Дуня выпростала из-под одеяльца руку Лючии и протянула её Клевцову.
— Лючия говорит вам — аривидерчи.
— Аривидерчи, — сказал Клевцов, — пока! — Он подержал двумя пальцами пластмассовую ручку куклы, потом пожал ладошку Дуне, отметив при этом, что рука «мамы» ненамного больше «дочкиной». — До свидания, Дуня. Всё будет хорошо.
— Знаете, это когда будет? Наверное, через полчаса.
«Детская наивность», — подумал Клевцов, садясь в машину.
— А может, через пять минут, — продолжала Дуня когда мама досмотрит по телевизору про этого дяденьку в белом плаще и про тётеньку, которая…
Дуня вдруг замолчала, потому что случилось нечто очень странное — у её знакомого глаза стали совсем круглыми, он схватился руками за голову и сказал:
— Вот это номер! Сейчас умру!
Дуня качала головой. Нет, когда люди так хохочут, они не умирают.
«Запорожец» плавно набирал скорость. Клевцов оглянулся.

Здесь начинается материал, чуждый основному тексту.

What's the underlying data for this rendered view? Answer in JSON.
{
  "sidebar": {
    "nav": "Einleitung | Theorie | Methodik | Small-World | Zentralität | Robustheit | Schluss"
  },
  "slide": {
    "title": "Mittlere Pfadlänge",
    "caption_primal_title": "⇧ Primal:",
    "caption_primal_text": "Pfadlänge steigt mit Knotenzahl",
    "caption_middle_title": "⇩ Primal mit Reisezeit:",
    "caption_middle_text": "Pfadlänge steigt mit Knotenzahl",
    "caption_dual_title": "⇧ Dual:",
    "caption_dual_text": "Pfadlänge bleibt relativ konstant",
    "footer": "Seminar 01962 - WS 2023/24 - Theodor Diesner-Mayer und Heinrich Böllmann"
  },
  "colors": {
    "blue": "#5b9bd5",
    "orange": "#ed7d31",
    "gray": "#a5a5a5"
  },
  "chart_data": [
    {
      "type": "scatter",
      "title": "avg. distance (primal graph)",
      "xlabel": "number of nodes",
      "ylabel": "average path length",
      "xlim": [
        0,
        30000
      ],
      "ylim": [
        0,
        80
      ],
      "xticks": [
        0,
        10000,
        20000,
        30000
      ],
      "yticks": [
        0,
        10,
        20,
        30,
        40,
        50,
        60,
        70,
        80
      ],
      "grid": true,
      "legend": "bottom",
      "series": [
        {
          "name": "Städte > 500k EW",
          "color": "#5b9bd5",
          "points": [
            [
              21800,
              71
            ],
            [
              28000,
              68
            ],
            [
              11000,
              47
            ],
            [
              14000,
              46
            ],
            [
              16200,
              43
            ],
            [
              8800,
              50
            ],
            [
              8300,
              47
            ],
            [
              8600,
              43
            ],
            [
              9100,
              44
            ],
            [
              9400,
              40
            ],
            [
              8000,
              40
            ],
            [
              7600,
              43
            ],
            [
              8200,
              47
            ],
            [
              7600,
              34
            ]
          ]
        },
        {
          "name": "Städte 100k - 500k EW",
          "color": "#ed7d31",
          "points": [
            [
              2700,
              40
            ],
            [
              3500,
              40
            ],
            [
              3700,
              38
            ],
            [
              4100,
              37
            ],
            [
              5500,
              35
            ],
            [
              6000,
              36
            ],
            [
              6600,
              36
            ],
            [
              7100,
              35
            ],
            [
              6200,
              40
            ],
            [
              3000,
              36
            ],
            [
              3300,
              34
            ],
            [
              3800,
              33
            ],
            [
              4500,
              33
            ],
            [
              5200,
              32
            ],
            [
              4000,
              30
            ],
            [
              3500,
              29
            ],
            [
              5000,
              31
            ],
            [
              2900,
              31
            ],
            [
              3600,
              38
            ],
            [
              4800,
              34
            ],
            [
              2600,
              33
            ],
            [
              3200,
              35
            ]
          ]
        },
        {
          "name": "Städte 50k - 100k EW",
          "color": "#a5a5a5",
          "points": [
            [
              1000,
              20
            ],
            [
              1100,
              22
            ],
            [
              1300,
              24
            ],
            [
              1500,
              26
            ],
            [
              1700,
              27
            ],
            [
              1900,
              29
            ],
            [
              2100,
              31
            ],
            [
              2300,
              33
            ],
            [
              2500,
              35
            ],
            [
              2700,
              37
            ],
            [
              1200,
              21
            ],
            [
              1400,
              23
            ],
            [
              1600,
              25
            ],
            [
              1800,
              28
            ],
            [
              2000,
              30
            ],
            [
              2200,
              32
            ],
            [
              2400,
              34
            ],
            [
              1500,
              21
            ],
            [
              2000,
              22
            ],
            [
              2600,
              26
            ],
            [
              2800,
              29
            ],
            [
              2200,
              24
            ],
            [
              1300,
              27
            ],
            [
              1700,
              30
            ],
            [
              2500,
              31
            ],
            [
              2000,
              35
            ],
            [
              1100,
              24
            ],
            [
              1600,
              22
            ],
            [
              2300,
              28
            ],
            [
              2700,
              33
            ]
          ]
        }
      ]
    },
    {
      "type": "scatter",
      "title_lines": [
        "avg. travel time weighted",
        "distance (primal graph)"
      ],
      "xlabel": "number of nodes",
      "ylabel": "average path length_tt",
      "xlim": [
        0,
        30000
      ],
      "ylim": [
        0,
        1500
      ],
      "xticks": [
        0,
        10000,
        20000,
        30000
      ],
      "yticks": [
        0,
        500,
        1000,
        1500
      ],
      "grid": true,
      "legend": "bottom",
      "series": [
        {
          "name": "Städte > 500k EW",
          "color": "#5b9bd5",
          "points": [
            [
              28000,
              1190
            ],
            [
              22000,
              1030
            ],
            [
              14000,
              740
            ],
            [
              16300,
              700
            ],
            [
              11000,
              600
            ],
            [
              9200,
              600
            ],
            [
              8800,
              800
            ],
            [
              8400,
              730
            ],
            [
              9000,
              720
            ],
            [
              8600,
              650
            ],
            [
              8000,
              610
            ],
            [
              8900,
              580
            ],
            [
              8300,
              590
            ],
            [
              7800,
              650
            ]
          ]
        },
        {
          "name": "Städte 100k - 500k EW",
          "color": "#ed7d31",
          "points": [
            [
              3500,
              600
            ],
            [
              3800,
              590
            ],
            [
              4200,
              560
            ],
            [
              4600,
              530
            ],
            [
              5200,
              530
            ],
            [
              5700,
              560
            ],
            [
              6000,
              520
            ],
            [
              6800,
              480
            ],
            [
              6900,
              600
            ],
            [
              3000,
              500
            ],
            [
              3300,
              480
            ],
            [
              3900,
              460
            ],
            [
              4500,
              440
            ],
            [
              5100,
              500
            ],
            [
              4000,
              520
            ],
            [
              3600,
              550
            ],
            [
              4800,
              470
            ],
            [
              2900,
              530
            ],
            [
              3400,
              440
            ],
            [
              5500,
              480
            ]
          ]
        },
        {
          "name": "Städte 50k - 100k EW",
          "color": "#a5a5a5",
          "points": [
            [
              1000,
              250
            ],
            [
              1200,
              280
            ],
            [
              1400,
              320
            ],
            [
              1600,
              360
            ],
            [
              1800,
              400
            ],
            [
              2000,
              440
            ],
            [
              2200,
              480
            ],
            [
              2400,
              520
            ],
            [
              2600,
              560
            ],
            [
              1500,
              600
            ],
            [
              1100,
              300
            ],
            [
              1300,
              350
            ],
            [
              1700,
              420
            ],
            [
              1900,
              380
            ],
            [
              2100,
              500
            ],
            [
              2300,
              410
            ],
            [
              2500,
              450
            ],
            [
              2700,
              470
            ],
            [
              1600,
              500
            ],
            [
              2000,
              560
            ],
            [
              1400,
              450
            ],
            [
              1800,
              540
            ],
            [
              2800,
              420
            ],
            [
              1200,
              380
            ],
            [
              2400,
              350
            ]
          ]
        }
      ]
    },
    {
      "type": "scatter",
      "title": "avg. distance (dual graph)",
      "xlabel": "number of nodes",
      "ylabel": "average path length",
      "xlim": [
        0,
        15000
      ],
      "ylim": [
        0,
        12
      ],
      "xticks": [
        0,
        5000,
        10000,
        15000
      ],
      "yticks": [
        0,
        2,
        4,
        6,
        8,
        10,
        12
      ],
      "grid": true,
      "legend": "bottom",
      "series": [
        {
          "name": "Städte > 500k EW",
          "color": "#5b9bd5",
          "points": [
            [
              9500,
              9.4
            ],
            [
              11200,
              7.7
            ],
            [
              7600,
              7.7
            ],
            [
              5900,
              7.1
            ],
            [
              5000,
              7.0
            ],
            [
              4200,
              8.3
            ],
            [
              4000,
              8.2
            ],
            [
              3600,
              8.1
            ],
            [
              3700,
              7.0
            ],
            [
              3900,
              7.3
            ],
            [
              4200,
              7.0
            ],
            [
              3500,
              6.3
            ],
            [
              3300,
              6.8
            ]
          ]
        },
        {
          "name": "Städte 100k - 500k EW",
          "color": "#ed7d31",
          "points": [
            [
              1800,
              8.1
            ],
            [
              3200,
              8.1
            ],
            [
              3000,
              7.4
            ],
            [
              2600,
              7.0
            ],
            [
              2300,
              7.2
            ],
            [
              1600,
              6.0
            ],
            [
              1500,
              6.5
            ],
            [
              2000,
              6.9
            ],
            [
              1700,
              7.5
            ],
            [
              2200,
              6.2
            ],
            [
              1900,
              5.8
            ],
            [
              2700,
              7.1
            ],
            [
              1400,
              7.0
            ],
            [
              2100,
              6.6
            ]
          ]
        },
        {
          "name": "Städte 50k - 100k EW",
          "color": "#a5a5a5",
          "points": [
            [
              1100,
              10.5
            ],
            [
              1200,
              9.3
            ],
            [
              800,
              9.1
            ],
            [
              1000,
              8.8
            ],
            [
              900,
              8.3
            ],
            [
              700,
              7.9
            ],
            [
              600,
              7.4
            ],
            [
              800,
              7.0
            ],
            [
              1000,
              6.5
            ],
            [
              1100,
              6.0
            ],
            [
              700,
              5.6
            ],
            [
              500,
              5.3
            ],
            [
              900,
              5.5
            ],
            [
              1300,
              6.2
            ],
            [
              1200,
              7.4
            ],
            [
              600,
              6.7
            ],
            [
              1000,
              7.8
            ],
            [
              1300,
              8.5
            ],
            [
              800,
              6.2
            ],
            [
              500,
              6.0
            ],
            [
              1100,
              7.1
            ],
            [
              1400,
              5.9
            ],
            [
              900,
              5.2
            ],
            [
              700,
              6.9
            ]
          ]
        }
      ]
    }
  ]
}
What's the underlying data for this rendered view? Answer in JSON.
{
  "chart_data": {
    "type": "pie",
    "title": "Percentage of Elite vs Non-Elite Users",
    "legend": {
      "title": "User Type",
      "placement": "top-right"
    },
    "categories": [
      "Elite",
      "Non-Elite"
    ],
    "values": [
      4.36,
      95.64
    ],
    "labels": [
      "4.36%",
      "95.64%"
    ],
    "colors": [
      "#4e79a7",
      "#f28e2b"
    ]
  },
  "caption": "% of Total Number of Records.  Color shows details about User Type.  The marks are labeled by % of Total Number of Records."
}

Дуня влезла на пенёк. Теперь она казалась высокой. Она стояла, подняв над головой куклу, долго-долго, пока не исчезла за поворотом.
Сюрприз
Вы знаете, какой мой главный недостаток? Не знаете? Я сейчас скажу.
Надежда Яковлевна — наша учительница-говорит:
— Колымагин Дима, в чём твой главный недостаток? Ты никак не можешь сосредоточиться на чём-то основном. Когда ты что-нибудь рассказываешь, ты всё время отвлекаешься, вспоминаешь какие-то второстепенные детали, никому не нужные подробности, и в результате твой рассказ теряет стройность. Ты понял?
Я сказал, что понял и больше отвлекаться не буду, чтобы мой рассказ не терял стройность.
Сейчас я вам расскажу, почему я больше не езжу на дачу к Юрке Белоусову.
Вообще у нас с Юркой отношения очень хорошие. Мы с ним товарищи. Сейчас лето, и Юрка гостит у своего дяди. Его дядя Лев Иваныч, а у него дача. Собственная.
Этот Лев Иваныч очень любит свою дачу. Он её охраняет прямо как пограничник. Я как-то приехал, а у них возле дачи на цепи страшной силы собака, всё время лает — «хау-хау».
Я сказал:
— Лев Иваныч, вашей собаке, наверно, трудно без перерыва лаять. Вы купите магнитофон «Яуза-10» стерео и запишите собаку на магнитофон, а потом запустите эту запись через усилитель. Знаете, какой будет звук? Его даже на станции услышат.